Coelogyne flaccida S.E. Asia/ South China at mid-high elevations.
Known as Li Lin Bei Mu Lan in China, Coelogyne flaccida is a spectacular species if given the right conditions. The very fragrant flowers are borne on a cascading inflorescence that seems to freely hang from unusually “rippled” foliage. The trick is bright light but cooler temperatures (sometimes hard to achieve) with heavy watering when actively growing. This specimen is grown in an 8" clay pot and suspended high just below the direct path of our cooler.

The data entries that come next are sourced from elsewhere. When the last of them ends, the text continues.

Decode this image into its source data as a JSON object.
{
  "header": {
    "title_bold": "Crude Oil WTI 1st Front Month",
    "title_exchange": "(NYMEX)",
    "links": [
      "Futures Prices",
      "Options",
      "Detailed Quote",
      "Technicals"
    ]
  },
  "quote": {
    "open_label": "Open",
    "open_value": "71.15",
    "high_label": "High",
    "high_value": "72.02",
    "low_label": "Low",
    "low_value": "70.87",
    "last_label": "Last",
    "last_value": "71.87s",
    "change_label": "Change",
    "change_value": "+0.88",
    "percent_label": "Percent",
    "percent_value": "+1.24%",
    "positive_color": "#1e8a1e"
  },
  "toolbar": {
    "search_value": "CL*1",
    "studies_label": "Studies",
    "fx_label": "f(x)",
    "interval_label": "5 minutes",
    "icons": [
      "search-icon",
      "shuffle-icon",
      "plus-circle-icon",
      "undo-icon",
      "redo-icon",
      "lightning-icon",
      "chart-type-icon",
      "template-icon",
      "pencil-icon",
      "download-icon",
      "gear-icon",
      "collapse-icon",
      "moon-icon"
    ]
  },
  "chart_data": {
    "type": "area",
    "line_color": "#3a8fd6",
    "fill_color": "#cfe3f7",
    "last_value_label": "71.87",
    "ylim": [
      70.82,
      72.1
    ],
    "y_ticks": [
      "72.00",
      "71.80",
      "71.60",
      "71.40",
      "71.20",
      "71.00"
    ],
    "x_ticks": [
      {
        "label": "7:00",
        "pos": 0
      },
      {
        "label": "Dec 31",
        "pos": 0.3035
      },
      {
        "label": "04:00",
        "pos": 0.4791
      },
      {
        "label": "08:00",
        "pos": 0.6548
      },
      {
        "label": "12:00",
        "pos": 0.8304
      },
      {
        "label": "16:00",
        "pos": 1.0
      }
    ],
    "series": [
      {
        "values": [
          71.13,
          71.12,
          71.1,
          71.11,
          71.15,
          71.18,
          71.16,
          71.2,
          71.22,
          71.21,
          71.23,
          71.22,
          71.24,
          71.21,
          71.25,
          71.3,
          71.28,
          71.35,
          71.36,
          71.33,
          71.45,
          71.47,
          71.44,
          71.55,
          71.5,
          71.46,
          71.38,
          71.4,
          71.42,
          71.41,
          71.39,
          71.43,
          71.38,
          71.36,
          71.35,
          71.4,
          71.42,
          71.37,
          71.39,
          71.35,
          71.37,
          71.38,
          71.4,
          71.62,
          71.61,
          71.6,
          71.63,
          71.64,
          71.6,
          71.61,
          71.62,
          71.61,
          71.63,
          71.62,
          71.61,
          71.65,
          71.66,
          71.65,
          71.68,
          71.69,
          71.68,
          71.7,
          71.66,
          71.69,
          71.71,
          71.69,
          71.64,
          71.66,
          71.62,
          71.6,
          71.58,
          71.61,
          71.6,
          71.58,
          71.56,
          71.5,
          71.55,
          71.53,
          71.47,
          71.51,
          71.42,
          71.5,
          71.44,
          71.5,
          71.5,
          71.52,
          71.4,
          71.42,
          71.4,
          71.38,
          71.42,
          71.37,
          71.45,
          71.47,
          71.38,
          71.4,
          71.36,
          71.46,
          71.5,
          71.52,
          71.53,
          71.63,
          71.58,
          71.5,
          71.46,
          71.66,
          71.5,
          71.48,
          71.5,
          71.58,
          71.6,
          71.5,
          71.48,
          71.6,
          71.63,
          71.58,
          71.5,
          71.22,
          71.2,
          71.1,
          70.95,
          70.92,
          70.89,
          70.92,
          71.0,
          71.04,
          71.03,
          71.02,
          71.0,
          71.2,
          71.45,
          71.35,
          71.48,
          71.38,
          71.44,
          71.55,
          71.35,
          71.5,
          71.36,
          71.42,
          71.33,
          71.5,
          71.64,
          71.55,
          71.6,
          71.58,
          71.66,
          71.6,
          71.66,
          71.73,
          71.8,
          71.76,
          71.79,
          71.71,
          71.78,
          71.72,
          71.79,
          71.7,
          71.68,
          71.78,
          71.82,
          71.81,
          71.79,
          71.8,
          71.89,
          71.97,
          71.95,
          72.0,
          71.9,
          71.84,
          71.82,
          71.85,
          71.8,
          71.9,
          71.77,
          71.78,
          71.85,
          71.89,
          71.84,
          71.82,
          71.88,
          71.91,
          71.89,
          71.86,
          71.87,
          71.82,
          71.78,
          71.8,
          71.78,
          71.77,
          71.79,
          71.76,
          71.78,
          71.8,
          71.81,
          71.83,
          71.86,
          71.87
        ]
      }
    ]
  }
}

Described in 2001, Coel. usitana is known for the remarkable contrast between the lip and column of the flower. The lip is best described as “brick red” but can appear almost black unless viewed in good light. Like other coelogyne, it’s flower spikes emerge from the center of developing leaves and cascade over the pot before a single sequentially-blooming bud develops. While the foliage is growing, it forms a funnel shape and care must be taken to avoid letting water stand in the center or rot can set in- killing the foliage and flower spike. As the growth matures an oval shaped pseudobulb is formed with a single wide leaf at the top. I have grown many different plants of this species and it’s fairly accommodating in moderately bright light and intermediate temperatures (85 deg high/55 deg low) hung for good airflow and viewing of the flowers.